An Optimist's Tour of the Future

Next month I'm appearing with Mark Stevenson at the Bristol Festival of Ideas, and I just finished his book An Optimist's Tour of the Future. This is great fun, a conversational guide to some key areas of technological innovation, with the conversationalist a stand-up comedian (although – sorry, Mark – some of the one liners are truly groan-worthy).

One of the things I really like about the book is that it covers several strands of technology – life sciences, robotics, energy and climate change, as well as computers. In my talks, one of the standard slides is headed 'It's more than just computers' – people who dismiss the social and economic impacts of technology always focus only on ICTs, or even just the internet, and claim that it's only making people waste their time playing Angry Birds. There are even some omitted from this book: mobiles and advanced materials come to mind. The tech revolution has many facets.
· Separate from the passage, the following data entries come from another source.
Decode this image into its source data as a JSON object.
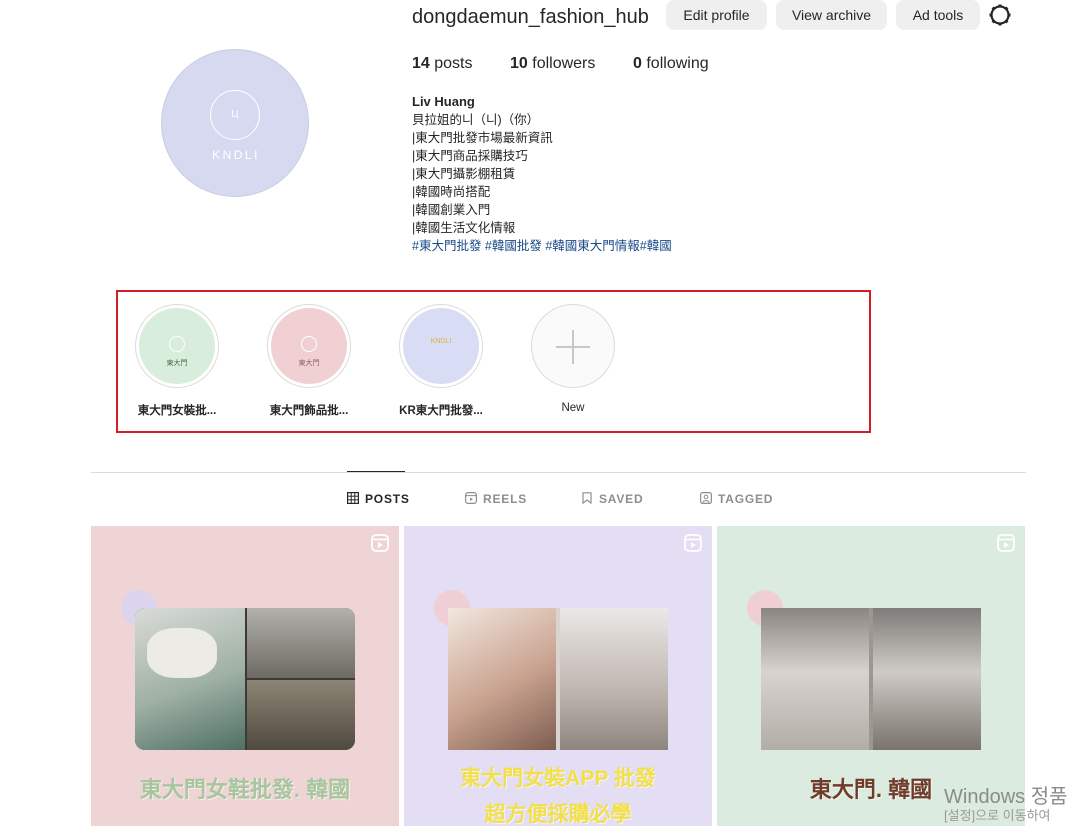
{
  "profile": {
    "username": "dongdaemun_fashion_hub",
    "avatar_text": "KNDLI",
    "avatar_badge": "Ц",
    "buttons": {
      "edit": "Edit profile",
      "archive": "View archive",
      "ad_tools": "Ad tools"
    },
    "stats": {
      "posts_count": "14",
      "posts_label": "posts",
      "followers_count": "10",
      "followers_label": "followers",
      "following_count": "0",
      "following_label": "following"
    },
    "bio": {
      "name": "Liv Huang",
      "lines": [
        "貝拉姐的니（니)（你）",
        "|東大門批發市場最新資訊",
        "|東大門商品採購技巧",
        "|東大門攝影棚租賃",
        "|韓國時尚搭配",
        "|韓國創業入門",
        "|韓國生活文化情報"
      ],
      "hashtags": "#東大門批發 #韓國批發 #韓國東大門情報#韓國"
    }
  },
  "highlights": [
    {
      "label": "東大門女裝批...",
      "color": "#d8eddc",
      "caption": "東大門",
      "caption_color": "#3f6b4a"
    },
    {
      "label": "東大門飾品批...",
      "color": "#f1d0d3",
      "caption": "東大門",
      "caption_color": "#8a5b5e"
    },
    {
      "label": "KR東大門批發...",
      "color": "#d9dcf5",
      "caption": "KNDLI",
      "caption_color": "#d9b53a"
    },
    {
      "label": "New"
    }
  ],
  "tabs": [
    {
      "label": "POSTS",
      "active": true
    },
    {
      "label": "REELS",
      "active": false
    },
    {
      "label": "SAVED",
      "active": false
    },
    {
      "label": "TAGGED",
      "active": false
    }
  ],
  "posts": [
    {
      "title": "東大門女鞋批發. 韓國",
      "title_color": "#a7c69d"
    },
    {
      "title_line1": "東大門女裝APP 批發",
      "title_line2": "超方便採購必學",
      "title_color": "#f2e04b"
    },
    {
      "title": "東大門. 韓國",
      "title_color": "#6f3b2a"
    }
  ],
  "os": {
    "watermark": "Windows 정품",
    "watermark_sub": "[설정]으로 이동하여"
  },
  "icons": {
    "settings": "gear-icon",
    "posts_tab": "grid-icon",
    "reels_tab": "reels-icon",
    "saved_tab": "bookmark-icon",
    "tagged_tab": "tag-person-icon",
    "new_highlight": "plus-icon",
    "reel_badge": "reel-icon"
  }
}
My favourite chapters were the one on private sector space exploration – it had never crossed my mind that getting into space could be done cheaply – and on agriculture in Australia. The latter has the fascinating revelation that improved management of grazing alone can keep the land fertile during long droughts and trap CO2 in the soil in vast quantities. There's also a discussion near the end of the book with John Seely Brown about the interaction between social structures and the adoption and impact of technologies. I'm a long-time fan of JSB's writings, particularly The Social Life of Information.

All in all, this is an entertaining tour of radical technical change. I don't know if it will convert pessimists to optimists, though. Maybe we'll find out in Bristol on 20th May.